Stefan Savic will be top of the assists league by May.— Jacob Steinberg (@JacobSteinberg) January 22, 2012
Can't understand why Freddie Veseli has chosen to go to United rather than learn his trade from Stefan Savic— MirrorFootball (@MirrorFootball) January 31, 2012
Stefan Savic has more Premier League winner's medals than Steven Gerrard.— Sam Robinson (@SamRobinson9) May 13, 2012
Stefan has since found solace with Fiorentina and is gradually improving.
But, why did it go so right for Matija Nastasic at Manchester City?
This anecdote from European football writer James Horncastle shows that Roberto Mancini had the inside track on Matija Nastasić's impending success (via ESPN FC):
Mihajlovic helped launch Nastasic at Fiorentina. He already considered the youngster "a very strong player" and liked his attitude so much so that even though his job was in jeopardy at the time, he promised him experience.
"If I manage to stay, I will make him play," Mihajlovic said.
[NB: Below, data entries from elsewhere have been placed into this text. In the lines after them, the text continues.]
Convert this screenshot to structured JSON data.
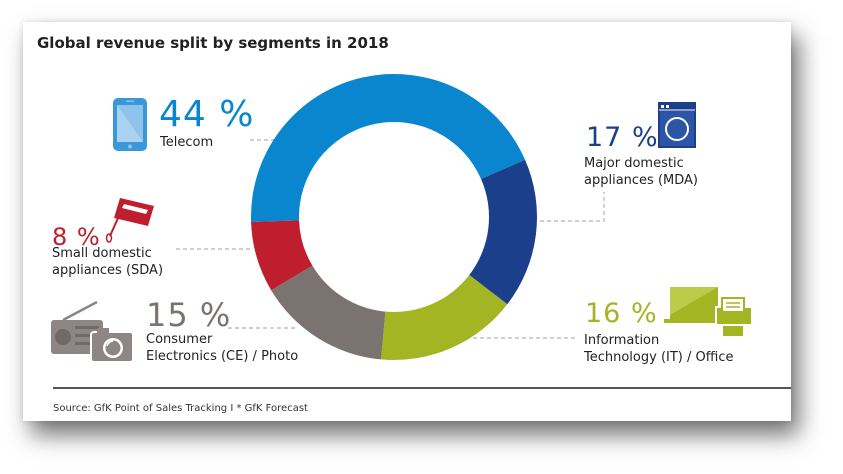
{
  "title": "Global revenue split by segments in 2018",
  "source": "Source: GfK Point of Sales Tracking I * GfK Forecast",
  "colors": {
    "telecom": "#0a86cf",
    "mda": "#1b3f8b",
    "it": "#a4b523",
    "ce": "#7a7370",
    "sda": "#be1e2d",
    "leader": "#b5b5b5"
  },
  "segments": [
    {
      "key": "telecom",
      "pct_label": "44 %",
      "label_lines": [
        "Telecom"
      ],
      "icon": "tablet-icon"
    },
    {
      "key": "mda",
      "pct_label": "17 %",
      "label_lines": [
        "Major domestic",
        "appliances (MDA)"
      ],
      "icon": "washing-machine-icon"
    },
    {
      "key": "it",
      "pct_label": "16 %",
      "label_lines": [
        "Information",
        "Technology (IT) / Office"
      ],
      "icon": "laptop-printer-icon"
    },
    {
      "key": "ce",
      "pct_label": "15 %",
      "label_lines": [
        "Consumer",
        "Electronics (CE) / Photo"
      ],
      "icon": "radio-camera-icon"
    },
    {
      "key": "sda",
      "pct_label": "8 %",
      "label_lines": [
        "Small domestic",
        "appliances (SDA)"
      ],
      "icon": "hand-mixer-icon"
    }
  ],
  "chart_data": {
    "type": "pie",
    "variant": "donut",
    "title": "Global revenue split by segments in 2018",
    "unit": "%",
    "categories": [
      "Telecom",
      "Major domestic appliances (MDA)",
      "Information Technology (IT) / Office",
      "Consumer Electronics (CE) / Photo",
      "Small domestic appliances (SDA)"
    ],
    "values": [
      44,
      17,
      16,
      15,
      8
    ],
    "colors": [
      "#0a86cf",
      "#1b3f8b",
      "#a4b523",
      "#7a7370",
      "#be1e2d"
    ],
    "order": "clockwise starting at 9 o'clock with Telecom",
    "legend": "labels placed around chart",
    "source": "Source: GfK Point of Sales Tracking I * GfK Forecast"
  }
}
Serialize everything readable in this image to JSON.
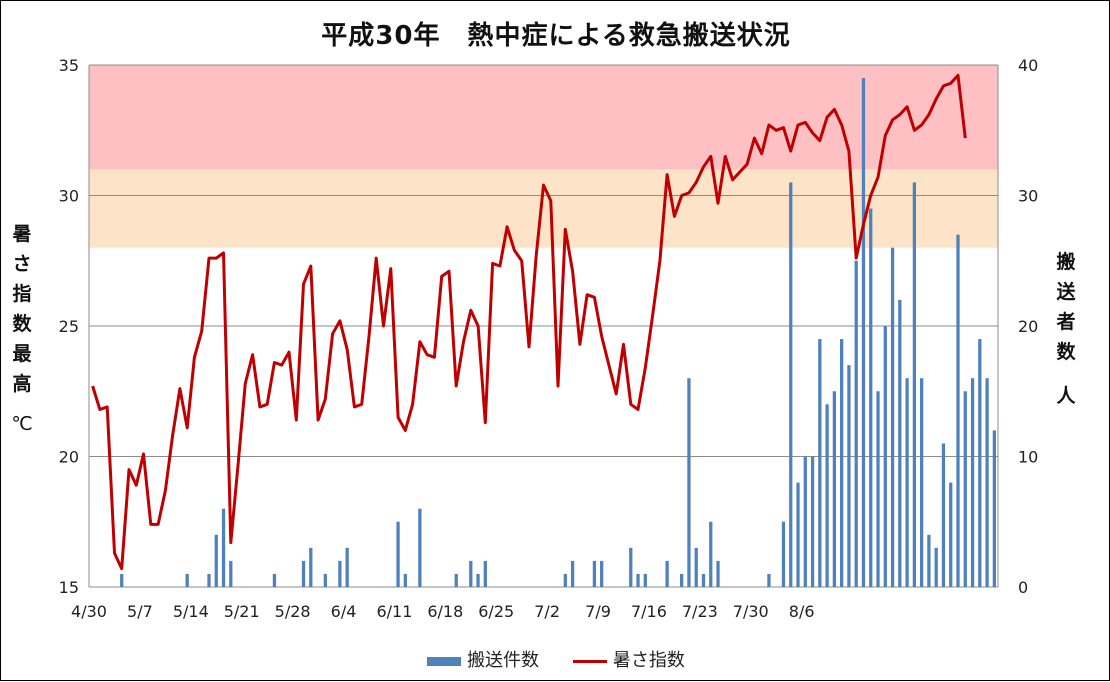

Those were famous last words, as he was sacked the next day after a 1-0 defeat to Chievo.
It wouldn't be of any surprise at all were it to emerge that Nastasic had been recommended to manager Roberto Mancini by his trusted former teammate and assistant Sinisa Mihajlovic.
You can look at the stats and break down the film footage, but you cannot measure a player's intangibles or his willingness to exponentially improve over a short period of time.
For Mihajlovic to throw a teenager like Nastasić to the wolves in the tactically-advanced environment of Serie A football spoke volumes of Matija's emotional maturity and football IQ.
Mancini, a noted risk-taker in the transfer market, didn't just take a calculated gamble on Nastasić, but he took it a step further and gave the Serbian an extended run as a starter at a club where anything but winning is considered failure.
It's been Roberto's wisest managerial decision this season.
Matija Nastasić Deserves More Acclaim
If Matija Nastasić's name was Matt Nash, he would be proclaimed as a modern day Bobby Moore and the prohibitive favorite for the PFA Young Player of the Year award.
Vincent Kompany hasn't been vintage Vincent Kompany, Yaya Touré doesn't want to defend (only averages 1.2 tackles per game) and there is no world-class ball-winners in City's midfield.
Matija was put in a situation to fail, but he thrived under the pressure.
How on earth does a centre-back who wins back the ball 93 percent of the time he tackles not even get nominated for the PFA YPOTY award?
PFA nominations are a joke! How can Danny Welbeck be in there and Matija Nastasic not be?! twitter.com/RathanNowe/sta…— Roweee (@RathanNowe) April 19, 2013
TA = tackling percentage, YC/RC = yellow card/red card, P% = passing percentage
Please note that the list only includes reactive CBs
For those wondering what Raphael Varane's tackling percentage is, it's 64—29 percent lower than Nastasić.
Yet, we're constantly bombarded with articles detailing how great Varane is, even though Matija has been a significantly better player.
Clearly, the value of Nastasić to Manchester City (second only to Pablo Zabaleta) has been underestimated by the general footballing community.